Inference of microporosity phase properties in heterogeneous carbonate rock with data assimilation techniques
Zhenkai Bo, Ahmed H. Elsheikh, Hannah P. Menke, Julien Maes, Tom Bultreys, Kamaljit Singh
Abstract
Accurate digital rock modeling of carbonate rocks is limited by the difficulty in acquiring morphological information on small-scale pore structures. Defined as microporosity phases in computed tomography (micro-CT) images, these small-scale pore structures may provide crucial connectivity between resolved pores (macroporosity). However, some carbonate rocks are heterogeneous, and high-resolution scans are resource-intensive, impeding comprehensive sampling of microporosity phases.
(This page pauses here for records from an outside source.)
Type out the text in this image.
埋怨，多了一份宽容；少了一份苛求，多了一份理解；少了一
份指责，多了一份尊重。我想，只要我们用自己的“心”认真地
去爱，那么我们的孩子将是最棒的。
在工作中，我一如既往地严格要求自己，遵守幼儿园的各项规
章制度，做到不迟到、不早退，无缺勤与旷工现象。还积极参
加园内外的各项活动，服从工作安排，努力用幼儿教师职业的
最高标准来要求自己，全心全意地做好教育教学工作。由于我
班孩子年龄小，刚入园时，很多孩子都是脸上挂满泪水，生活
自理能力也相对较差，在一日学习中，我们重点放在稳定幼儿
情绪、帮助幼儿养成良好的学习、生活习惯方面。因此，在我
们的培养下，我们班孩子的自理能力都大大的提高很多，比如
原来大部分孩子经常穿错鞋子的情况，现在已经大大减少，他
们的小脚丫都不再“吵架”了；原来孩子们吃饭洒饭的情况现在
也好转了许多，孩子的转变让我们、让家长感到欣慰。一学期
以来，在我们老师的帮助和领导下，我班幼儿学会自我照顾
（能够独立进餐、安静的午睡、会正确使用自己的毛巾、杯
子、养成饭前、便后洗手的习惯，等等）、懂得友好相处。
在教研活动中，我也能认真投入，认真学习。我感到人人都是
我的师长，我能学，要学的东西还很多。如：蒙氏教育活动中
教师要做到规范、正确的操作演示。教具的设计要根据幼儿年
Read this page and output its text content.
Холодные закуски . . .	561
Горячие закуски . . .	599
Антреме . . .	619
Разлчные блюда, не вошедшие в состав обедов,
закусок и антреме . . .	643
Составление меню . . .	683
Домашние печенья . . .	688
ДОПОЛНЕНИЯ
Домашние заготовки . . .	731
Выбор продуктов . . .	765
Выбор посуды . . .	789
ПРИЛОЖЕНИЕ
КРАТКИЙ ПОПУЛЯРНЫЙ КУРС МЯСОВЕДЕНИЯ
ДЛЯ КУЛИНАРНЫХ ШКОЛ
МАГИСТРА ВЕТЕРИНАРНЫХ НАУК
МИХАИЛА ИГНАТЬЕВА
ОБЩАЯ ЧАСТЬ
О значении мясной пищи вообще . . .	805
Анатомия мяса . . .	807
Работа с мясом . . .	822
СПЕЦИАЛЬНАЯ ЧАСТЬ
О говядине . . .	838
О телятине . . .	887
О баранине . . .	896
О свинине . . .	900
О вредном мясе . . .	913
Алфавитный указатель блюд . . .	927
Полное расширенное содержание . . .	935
In this context, we propose the usage of the ensemble smoother multiple data assimilation (ESMDA) algorithm to infer the multiphase flow properties of microporosity phases from experimental observations for digital rock modeling. The algorithm's effectiveness and compatibility are validated through a case study on a set of mm-scale Estaillades drainage image data. The case study applies ESMDA to two capillary pressure models to infer the multiphase flow properties of microporosity phases. The capillary pressure curve and saturation map were used as observations to predict wetting phase saturation at six capillary pressure steps during iterative data assimilation. The ESMDA algorithm demonstrates improved performance with increasingly comprehensive observation data inputs, achieving better prediction than recently published alternative techniques. Additionally, ESMDA can assess the consistency between various forward physical models and experimental observations, serving as a diagnostic tool for future characterization. Given the diverse application conditions, we propose that ESMDA can be a general method in the characterization workflow of carbonate rocks.